Individuals arrested for DUI in California face two separate legal processes following their arrest: A criminal case in the Superior Court and an Administrative Per Se hearing with the California DMV. When someone is arrested for DUI it is their responsibility to request an administrative hearing with the DMV within 10 days. If a hearing is not requested, after 30 days from the date of arrest their license will automatically be suspended for four months. If a hearing is requested within 10 days, no action will be taken against their license until the conclusion of that hearing.


On the criminal side of a DUI, if the case proceeded to trial the defendant would have their case decided by a jury of their peers, with the applicable “beyond a reasonable doubt” legal standard, which is the highest legal threshold in our justice system. In contrast, the DMV hearing process consists of a hearing where the presiding hearing officer is also a DMV employee and is tasked with being both the decision maker and an advocate for the DMV and its interests. Moreover, the standard of proof is the significantly lower “preponderance of the evidence” (more likely than not) standard and the hearing officer can also take great liberties with the admissibility of evidence, to include allowing in unsworn statements and relying on hearsay. Another unique feature of DMV hearings is the permissibility of ex parte communications amongst DMV employees. Most significantly, the DMV authorizes its managers to change the decision of the hearing officer or order the hearing officer to change their decision.

Attorneys defending their clients in DUI matters have long criticized and challenged the DMV process, claiming it violates the due process rights of clients by virtue of the dual role served by the hearing officer, the permissibility of ex parte communications, and the low legal standards applied at the hearing. The reality is, even if an individual is either not prosecuted or exonerated criminally, they can still have their license suspended or revoked by either failing to request an APS hearing or simply losing their hearing due to the lack of due process and substantially lower burden of proof compared to criminal proceedings.

These long-standing issues motivated DUI advocates to challenge the legality of the DMV hearing process by initiating the case of California DUI Lawyers Association et al. v. California Department of Motor Vehicles et al. The California DUI Lawyers Association (CDLA) originally filed the lawsuit in 2014 seeking injunctive and declaratory relief from the DMV and its director. CDLA alleged (1) violation of 42 United States Code section 1983 affecting due process rights under the Fourteenth Amendment to the United States Constitution; (2) violation of due process rights under article 1, section 7 of the California Constitution; and (3) “illegal expenditure of funds” under Code of Civil Procedure section 526a. In sum, CDLA claimed that the lack of a neutral hearing officer, and the ex parte communications between DMV managers and hearing officers, violate drivers’ rights to procedural due process under the California and United States Constitution.
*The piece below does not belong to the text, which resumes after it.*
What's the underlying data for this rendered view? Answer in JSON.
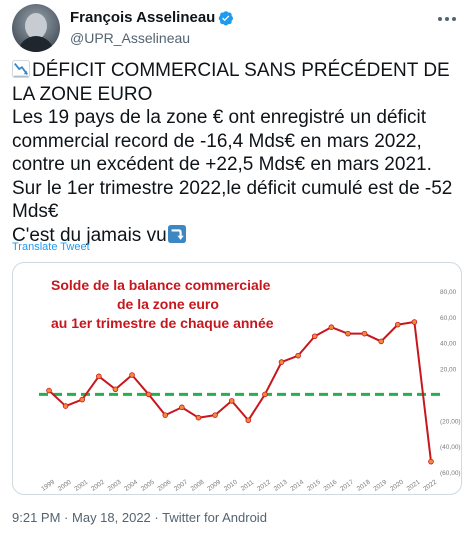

The trial court concluded the DMV’s allowance for ex parte managerial communications and their meddling with the hearing officers’ decision-making violates due process under the California Constitution and constitutes waste under Code of Civil Procedure section 526a. The trial court judgment prohibited the DMV from maintaining or implementing a structure allowing managerial interference with hearing officers’ decision-making through “ex parte communications or command control.” It also found CDLA to be the prevailing party for purposes of an award of attorneys’ fees.

On appeal, the appellate court determined that the DMV’s hearing structure breached the minimum standards of due process under 42 U.S. Code section 1983 and under section 7 of Article I of California’s constitution, created an irreconcilable conflict, and amounted to an unacceptable risk of bias. The court of appeal noted that the DMV acknowledged it was a party to their hearings, that such hearings were adversarial, and that the hearing officer’s role involved both advocating on the DMV’s behalf and acting as a fact-finder. The trial court thus made an error when it denied the plaintiffs’ motion for summary adjudication of its section 1983 claim, given that the lack of neutral hearing officers at APS hearings breached the federal and state due process rights of drivers. The court of appeal also found that a party seeking injunctive relief against a state official in their official capacity does not need to show the official’s personal involvement in the claimed constitutional violation.

Lastly, the court of appeal’s also issued a permanent injunction regarding ex parte communications. The DMV is permanently enjoined and restrained from having its APS hearing officers function as advocates for the position of the DMV while also being fact-finders in the same adversarial proceedings.

It is difficult to ascertain what the lasting impact of this decision will be; however, the DMV is now proceeding with two separate employees for hearings. One as the DMV’s advocate and the other as the decision maker. What affect this new approach will have on the outcome of the hearings is yet to be seen, but the fact still remains that both individuals are still employees of the DMV. Thus, one can reasonably assume that the hearings will likely be more of the same.